Земля дернулась под ногами вверх, изменилась горизонталь, и на Анжелику обрушилась гора теплой грязи. Если Адам и кричал, то его крика она не услышала; как не услышала и собственного – так может и вправду боялась не так уж и сильно?
Тяжелая жижа проникала в рот, в нос, под веки. О том, чтобы вдохнуть свежего воздуха не могло быть и речи. Две минуты, подумала она; и ее сотрясла сильная дрожь, когда заметила, как уверенно и без сомнения очерчивает она длительность оставшейся ей жизни.
Горячая масса напирала со всех сторон, выкручивая руки-ноги, растягивая суставы, давя на позвонки.
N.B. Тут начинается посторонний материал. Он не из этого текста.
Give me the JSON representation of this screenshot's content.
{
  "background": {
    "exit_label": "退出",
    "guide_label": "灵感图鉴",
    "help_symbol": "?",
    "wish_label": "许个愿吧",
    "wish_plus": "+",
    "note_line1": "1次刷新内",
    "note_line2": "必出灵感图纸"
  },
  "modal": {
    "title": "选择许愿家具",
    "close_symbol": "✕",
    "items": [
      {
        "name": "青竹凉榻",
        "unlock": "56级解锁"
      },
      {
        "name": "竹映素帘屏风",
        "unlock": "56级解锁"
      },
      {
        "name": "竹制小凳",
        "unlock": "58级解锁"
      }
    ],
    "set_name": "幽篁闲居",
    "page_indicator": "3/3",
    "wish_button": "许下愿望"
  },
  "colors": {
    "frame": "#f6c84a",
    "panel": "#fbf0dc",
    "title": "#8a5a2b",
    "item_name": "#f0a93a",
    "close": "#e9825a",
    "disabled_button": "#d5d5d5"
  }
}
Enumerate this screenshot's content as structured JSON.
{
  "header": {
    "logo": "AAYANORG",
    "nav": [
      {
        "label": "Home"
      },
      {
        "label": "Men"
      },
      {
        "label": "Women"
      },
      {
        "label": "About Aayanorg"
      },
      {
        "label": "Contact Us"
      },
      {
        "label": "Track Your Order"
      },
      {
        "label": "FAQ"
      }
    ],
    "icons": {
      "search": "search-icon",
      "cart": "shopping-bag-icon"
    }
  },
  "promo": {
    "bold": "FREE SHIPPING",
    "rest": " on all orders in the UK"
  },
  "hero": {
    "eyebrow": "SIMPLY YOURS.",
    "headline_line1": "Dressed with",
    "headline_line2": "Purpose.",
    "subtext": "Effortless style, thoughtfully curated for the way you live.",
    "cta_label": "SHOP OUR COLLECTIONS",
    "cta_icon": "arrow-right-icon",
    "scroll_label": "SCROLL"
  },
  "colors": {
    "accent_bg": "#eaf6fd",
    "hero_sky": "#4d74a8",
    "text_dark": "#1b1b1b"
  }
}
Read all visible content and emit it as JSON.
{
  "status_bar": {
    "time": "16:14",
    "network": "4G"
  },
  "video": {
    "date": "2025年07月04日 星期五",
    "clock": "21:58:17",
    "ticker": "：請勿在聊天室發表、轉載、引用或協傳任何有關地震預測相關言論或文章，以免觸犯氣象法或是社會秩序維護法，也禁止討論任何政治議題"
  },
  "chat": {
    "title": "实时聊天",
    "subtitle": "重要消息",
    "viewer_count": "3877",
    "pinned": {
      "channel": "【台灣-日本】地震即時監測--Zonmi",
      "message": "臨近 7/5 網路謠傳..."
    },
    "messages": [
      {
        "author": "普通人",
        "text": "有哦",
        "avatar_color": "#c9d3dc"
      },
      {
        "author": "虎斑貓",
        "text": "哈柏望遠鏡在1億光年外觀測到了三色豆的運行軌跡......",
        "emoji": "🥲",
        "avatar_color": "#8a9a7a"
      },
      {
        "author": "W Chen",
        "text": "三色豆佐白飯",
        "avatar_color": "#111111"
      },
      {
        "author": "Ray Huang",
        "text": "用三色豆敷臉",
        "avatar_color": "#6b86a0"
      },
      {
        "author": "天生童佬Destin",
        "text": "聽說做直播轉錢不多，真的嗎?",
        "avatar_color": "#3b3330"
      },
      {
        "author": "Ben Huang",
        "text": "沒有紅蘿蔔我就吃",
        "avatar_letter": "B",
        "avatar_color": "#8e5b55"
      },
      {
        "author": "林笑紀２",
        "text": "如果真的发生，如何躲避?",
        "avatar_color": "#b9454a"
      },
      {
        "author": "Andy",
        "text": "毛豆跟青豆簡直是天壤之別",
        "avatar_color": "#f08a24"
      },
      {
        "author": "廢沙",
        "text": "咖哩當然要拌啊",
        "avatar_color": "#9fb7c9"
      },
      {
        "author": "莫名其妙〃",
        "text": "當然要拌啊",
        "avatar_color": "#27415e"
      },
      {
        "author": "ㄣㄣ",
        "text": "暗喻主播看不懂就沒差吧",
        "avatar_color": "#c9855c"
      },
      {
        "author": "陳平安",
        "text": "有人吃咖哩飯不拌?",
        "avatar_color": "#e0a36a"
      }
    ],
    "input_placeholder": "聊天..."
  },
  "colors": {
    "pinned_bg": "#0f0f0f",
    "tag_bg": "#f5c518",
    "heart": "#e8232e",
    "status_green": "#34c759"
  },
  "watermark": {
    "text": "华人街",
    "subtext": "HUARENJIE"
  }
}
Плющила тело.
И внезапно, прямо из аналитического холода Анжелика впала в крайнюю панику. Умру! Умру! Быстрыми вдохами втягивала жижу в рот.
Удивительно: она всегда была уверена, что, когда дойдет до чего-то подобного, ее испугает сопровождающая боль, а не сам факт смерти. Ведь смерть – всего лишь обрез, граница небытия, точка нульвремени, подпланковый случай, ее невозможно ощутить. Совсем другое – боль тела. Но все было наоборот: страдание организма неким образом даже успокаивало – и лишь осознание близкого конца, само знание о неминуемом, таком близком последнем вздохе…
Она грызла камни. Ела землю. Втягивала в легкие грязь.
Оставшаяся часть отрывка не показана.